Personal information
- Born: May 7, 1896 Hamilton, New York, U.S.
- Died: September 11, 1973 (aged 77) Cooperstown, New York, U.S.
- Listed height: 6 ft 2 in (1.88 m)
- Listed weight: 195 lb (88 kg)

Career information
- High school: Phillips Andover, Peddie School
- College: Colgate (1914–1916, 1919)

Career history
- Canton Bulldogs (1921);

Awards and highlights
- First-team All-Pro (1921); 2× Consensus All-America (1916, 1919); First-team All-Service (1917);
- Stats at Pro Football Reference
- College Football Hall of Fame

= Belford West =

American football player (1896–1973)

David Belford West (May 7, 1896 – September 11, 1973) was an American football player. Best known for playing college football for the Colgate Raiders, he was twice a consensus All-America selection and was elected to the College Football Hall of Fame in 1954. He also played professionally for the Canton Bulldogs.

==Biography==
West prepared for college by attending Phillips Andover in Massachusetts and Peddie School in New Jersey. He then attended Colgate University, located in his hometown of Hamilton, New York. He played four seasons of college football for Colgate as a tackle; 1914, 1915, 1916, and 1919. West's college career was interrupted by World War I. He served in the United States Army as a lieutenant from August 1917 to May 1919. He played football while in the military, and was a selection to the 1917 All-Service football team while at Fort Dix.

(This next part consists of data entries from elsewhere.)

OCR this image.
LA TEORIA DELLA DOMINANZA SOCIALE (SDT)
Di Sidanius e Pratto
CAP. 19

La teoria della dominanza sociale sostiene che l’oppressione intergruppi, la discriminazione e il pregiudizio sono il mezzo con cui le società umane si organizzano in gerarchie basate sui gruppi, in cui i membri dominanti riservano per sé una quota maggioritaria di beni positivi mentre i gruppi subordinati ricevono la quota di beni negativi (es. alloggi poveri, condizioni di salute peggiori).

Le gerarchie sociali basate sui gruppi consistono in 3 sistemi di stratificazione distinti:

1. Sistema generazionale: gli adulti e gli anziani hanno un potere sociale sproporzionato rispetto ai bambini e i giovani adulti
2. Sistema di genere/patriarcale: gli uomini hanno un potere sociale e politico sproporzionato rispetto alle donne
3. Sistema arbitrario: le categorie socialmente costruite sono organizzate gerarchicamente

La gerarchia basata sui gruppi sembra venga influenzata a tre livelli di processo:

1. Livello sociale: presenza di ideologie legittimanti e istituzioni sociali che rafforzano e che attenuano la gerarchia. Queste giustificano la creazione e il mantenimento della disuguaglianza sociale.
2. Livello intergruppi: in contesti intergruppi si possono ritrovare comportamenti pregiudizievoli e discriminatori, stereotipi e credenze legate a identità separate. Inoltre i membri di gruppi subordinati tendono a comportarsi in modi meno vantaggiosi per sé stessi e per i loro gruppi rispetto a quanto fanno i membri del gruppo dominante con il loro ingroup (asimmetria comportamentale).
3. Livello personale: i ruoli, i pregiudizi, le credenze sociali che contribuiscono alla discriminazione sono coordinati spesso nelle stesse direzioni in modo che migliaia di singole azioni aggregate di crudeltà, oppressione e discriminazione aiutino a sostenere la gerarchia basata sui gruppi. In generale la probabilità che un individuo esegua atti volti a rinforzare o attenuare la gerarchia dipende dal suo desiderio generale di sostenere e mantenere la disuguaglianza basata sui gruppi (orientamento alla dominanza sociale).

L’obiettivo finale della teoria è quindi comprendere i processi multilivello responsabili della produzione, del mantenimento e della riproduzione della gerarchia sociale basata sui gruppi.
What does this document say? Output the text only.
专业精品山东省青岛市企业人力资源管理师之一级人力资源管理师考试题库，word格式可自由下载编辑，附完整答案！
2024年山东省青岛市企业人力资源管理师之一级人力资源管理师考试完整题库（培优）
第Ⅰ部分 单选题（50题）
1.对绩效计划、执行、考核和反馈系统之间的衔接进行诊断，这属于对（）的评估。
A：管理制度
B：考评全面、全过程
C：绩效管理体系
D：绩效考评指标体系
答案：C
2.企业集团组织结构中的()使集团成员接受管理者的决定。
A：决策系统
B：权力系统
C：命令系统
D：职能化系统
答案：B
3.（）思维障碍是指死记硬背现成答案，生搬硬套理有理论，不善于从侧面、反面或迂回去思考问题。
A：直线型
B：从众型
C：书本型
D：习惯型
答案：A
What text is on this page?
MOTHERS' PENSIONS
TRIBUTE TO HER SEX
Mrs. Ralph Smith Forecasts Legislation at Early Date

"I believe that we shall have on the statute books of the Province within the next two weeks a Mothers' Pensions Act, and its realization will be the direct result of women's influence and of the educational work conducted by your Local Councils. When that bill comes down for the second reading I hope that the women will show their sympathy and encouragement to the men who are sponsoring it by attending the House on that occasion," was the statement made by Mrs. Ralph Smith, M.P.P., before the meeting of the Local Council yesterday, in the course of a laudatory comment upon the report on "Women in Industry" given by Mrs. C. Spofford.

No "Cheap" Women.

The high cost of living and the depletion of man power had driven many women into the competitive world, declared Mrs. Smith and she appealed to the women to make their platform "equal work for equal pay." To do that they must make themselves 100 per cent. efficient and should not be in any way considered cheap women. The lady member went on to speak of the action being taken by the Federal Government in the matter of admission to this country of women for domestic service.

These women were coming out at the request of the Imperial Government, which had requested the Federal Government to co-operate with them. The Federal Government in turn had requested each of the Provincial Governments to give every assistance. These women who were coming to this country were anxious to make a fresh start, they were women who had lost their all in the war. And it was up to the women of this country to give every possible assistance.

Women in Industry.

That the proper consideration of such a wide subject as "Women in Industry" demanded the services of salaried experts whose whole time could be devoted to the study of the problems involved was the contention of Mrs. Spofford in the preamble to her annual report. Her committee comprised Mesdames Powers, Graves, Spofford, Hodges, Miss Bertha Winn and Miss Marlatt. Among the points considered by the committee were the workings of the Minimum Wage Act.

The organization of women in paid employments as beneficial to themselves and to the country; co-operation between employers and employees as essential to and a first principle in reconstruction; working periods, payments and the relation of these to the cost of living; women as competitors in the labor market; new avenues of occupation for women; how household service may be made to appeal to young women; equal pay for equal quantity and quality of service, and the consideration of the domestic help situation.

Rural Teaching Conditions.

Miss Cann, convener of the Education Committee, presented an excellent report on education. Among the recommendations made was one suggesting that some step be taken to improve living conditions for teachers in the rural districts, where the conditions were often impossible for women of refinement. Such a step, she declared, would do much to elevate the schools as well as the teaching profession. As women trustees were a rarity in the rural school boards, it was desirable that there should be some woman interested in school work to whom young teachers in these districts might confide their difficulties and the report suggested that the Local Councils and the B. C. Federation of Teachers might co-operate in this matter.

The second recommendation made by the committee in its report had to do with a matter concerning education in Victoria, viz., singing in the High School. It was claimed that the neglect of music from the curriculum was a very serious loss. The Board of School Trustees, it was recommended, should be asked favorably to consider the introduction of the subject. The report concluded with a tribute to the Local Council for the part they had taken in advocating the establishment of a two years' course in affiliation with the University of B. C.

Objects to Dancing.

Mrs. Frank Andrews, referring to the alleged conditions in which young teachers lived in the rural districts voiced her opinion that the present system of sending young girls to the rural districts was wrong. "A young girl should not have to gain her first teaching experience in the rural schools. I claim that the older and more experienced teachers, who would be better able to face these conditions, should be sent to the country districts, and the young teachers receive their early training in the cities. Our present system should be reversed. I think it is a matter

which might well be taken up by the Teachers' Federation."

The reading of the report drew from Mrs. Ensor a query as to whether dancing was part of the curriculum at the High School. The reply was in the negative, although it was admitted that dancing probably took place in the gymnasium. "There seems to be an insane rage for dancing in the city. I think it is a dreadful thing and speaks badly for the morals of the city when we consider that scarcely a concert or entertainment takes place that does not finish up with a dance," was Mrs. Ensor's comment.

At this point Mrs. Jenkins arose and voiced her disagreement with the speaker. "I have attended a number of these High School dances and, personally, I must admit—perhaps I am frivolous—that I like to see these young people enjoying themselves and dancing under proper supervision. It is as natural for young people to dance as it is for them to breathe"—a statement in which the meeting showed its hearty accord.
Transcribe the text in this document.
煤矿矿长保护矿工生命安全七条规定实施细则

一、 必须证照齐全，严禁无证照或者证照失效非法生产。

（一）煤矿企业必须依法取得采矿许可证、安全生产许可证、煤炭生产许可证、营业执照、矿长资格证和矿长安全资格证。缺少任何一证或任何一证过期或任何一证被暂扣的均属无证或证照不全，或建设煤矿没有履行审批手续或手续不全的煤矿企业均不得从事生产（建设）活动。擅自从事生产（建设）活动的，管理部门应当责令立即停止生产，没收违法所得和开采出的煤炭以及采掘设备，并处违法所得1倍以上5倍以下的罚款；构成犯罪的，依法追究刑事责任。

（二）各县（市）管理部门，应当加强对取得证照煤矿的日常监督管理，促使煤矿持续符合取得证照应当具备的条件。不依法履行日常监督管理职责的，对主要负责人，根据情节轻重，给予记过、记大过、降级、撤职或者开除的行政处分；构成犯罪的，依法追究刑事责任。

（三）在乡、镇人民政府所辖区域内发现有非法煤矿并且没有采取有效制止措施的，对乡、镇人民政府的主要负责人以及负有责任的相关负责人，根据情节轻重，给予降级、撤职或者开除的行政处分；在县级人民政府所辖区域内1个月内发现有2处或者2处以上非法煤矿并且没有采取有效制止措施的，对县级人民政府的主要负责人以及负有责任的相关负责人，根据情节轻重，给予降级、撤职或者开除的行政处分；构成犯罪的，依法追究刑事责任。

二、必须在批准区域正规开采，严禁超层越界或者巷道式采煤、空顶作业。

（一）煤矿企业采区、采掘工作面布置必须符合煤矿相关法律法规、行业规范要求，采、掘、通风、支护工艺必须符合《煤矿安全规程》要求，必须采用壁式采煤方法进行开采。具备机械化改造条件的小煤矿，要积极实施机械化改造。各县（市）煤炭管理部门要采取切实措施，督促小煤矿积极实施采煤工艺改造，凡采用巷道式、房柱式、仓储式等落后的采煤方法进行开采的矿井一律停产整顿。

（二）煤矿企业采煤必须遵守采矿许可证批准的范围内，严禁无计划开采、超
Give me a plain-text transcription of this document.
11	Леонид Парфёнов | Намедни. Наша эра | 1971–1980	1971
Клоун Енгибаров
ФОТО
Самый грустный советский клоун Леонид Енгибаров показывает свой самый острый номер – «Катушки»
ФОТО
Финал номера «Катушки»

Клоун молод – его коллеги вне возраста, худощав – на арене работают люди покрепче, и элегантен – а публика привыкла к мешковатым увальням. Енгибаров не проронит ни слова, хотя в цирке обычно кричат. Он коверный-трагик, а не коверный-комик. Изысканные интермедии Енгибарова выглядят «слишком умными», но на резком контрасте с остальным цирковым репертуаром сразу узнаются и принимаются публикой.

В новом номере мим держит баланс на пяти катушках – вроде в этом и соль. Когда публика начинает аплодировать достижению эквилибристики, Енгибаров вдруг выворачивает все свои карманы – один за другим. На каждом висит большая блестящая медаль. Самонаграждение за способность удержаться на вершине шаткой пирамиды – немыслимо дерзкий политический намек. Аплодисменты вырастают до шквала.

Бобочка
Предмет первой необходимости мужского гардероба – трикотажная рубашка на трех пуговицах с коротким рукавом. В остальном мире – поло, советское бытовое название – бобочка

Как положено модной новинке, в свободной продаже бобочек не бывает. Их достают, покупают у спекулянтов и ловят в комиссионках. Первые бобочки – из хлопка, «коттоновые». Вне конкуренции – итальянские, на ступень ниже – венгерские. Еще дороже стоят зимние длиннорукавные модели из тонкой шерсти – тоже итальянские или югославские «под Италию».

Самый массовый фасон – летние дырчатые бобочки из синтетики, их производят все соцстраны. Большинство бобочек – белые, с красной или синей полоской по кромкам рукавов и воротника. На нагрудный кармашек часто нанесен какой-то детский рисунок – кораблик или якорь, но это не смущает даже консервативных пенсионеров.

At Colgate, West was also member of Delta Kappa Epsilon, a member of the varsity basketball team, and a member of the varsity baseball team. In football, he was a consensus selection to the All-America Team for 1916 and 1919, and served as team captain for the 1919 Colgate football team. West was also a placekicker, and in 1919 made a 52-yard field goal against Syracuse. West was inducted to the College Football Hall of Fame in 1954 and to Colgate's athletic hall of honor in 1979. Reflecting on West's college career in 1928, John Heisman wrote, "His co-ordination was complete, his courage supreme, his sportsmanship incontestable."

West played professionally for one season—as a member of the 1921 Canton Bulldogs, he appeared in 10 games (nine starts) at left tackle; he also kicked one field goal and four extra points. The Buffalo Evening News listed West in their selection of an all-star team, which is now regarded as the 1921 All-Pro Team.

Entering business, West did not play professionally after 1921. Most of his business career was based in Buffalo, New York, with the city's Better Business Bureau starting in 1925, and then with a local machinery manufacturer from 1937 until his retirement in 1960. West died in September 1973 while undergoing abdominal surgery in Cooperstown, New York; he was survived by his wife and a daughter.